Dealing with readLines() function in R

user3521631 picture user3521631 · Apr 11, 2014 · Viewed 49.5k times · Source

I'm experiencing a very hard time with R lately.

I'm not an expert user but I'm trying to use R to read a plain text (.txt) file and capture each line of it. After that, I want to deal with those lines and make some breaks and changes in the text.

Here is the code I'm using:

fileName <- "C:/MyFolder/TEXT_TO_BE_PROCESSED.txt"
con <- file(fileName,open="r")
line <- readLines(con)
close(con)

It reads the text and the line breaks perfectly. But I don't understand how the created object line works.

The object line created with this code has the class: character and the length [57]. If I type line[1] it shows exactly the text of the first line.
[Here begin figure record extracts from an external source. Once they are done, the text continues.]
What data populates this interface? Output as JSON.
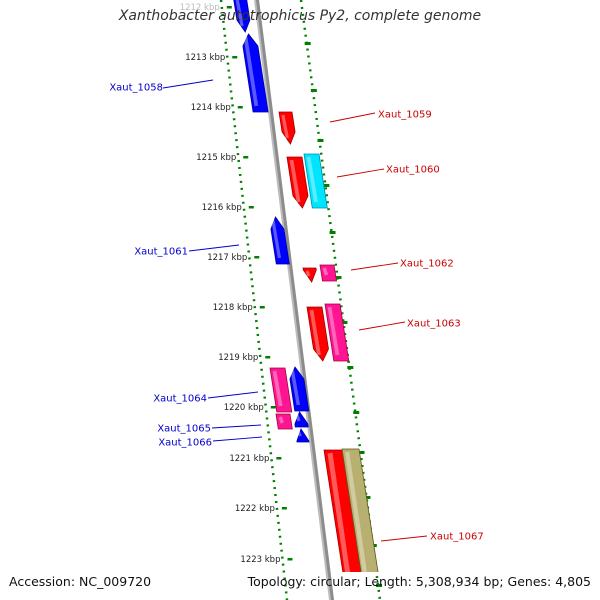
{
  "title": "Xanthobacter autotrophicus Py2, complete genome",
  "accession": "Accession: NC_009720",
  "topology": "Topology: circular; Length: 5,308,934 bp; Genes: 4,805",
  "colors": {
    "backbone": "#8c8c8c",
    "ticks": "#008000",
    "reverse_strand": "#0000ff",
    "forward_strand": "#ff0000",
    "magenta": "#ff1493",
    "cyan": "#00e5ff",
    "khaki": "#b8b070",
    "label_left": "#0000cc",
    "label_right": "#cc0000"
  },
  "ruler": {
    "unit": "kbp",
    "labels": [
      "1212 kbp",
      "1213 kbp",
      "1214 kbp",
      "1215 kbp",
      "1216 kbp",
      "1217 kbp",
      "1218 kbp",
      "1219 kbp",
      "1220 kbp",
      "1221 kbp",
      "1222 kbp",
      "1223 kbp"
    ]
  },
  "genes": [
    {
      "label": "",
      "color": "#0000ff"
    },
    {
      "label": "Xaut_1058",
      "color": "#0000ff"
    },
    {
      "label": "Xaut_1059",
      "color": "#ff0000"
    },
    {
      "label": "Xaut_1060",
      "color": "#ff0000"
    },
    {
      "label": "",
      "color": "#00e5ff"
    },
    {
      "label": "Xaut_1061",
      "color": "#0000ff"
    },
    {
      "label": "Xaut_1062",
      "color": "#ff0000"
    },
    {
      "label": "",
      "color": "#ff1493"
    },
    {
      "label": "Xaut_1063",
      "color": "#ff0000"
    },
    {
      "label": "",
      "color": "#ff1493"
    },
    {
      "label": "Xaut_1064",
      "color": "#0000ff"
    },
    {
      "label": "",
      "color": "#ff1493"
    },
    {
      "label": "Xaut_1065",
      "color": "#0000ff"
    },
    {
      "label": "",
      "color": "#ff1493"
    },
    {
      "label": "Xaut_1066",
      "color": "#0000ff"
    },
    {
      "label": "Xaut_1067",
      "color": "#ff0000"
    },
    {
      "label": "",
      "color": "#b8b070"
    }
  ]
}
But if I type

length(line[1])

it returns me [1].

I would like to know how can I transform this string of length == 1 that contains 518 in fact into a string of length == 518.

Does anyone know what I'm doing wrong?

I don't need to necessarily use the readLines() function. I've did some research and also found the function scan(), but I ended with the same situation of a immutable string of 518 characters but length == 1.

Hope I've been clear enough about my doubt. Sorry for the bad English.

Answer

JeremyS picture JeremyS · Apr 11, 2014

You can firstly condense that code into a single line, the other 3 lines just make objects that you don't need.

line <- readLines("C:/MyFolder/TEXT_TO_BE_PROCESSED.txt")

The if you want to know how many space separated words per line

words <- sapply(line,function(x) length(unlist(strsplit(x,split=" "))))

If you leave out the length argument in the above you get a list of character vectors of the words from each line.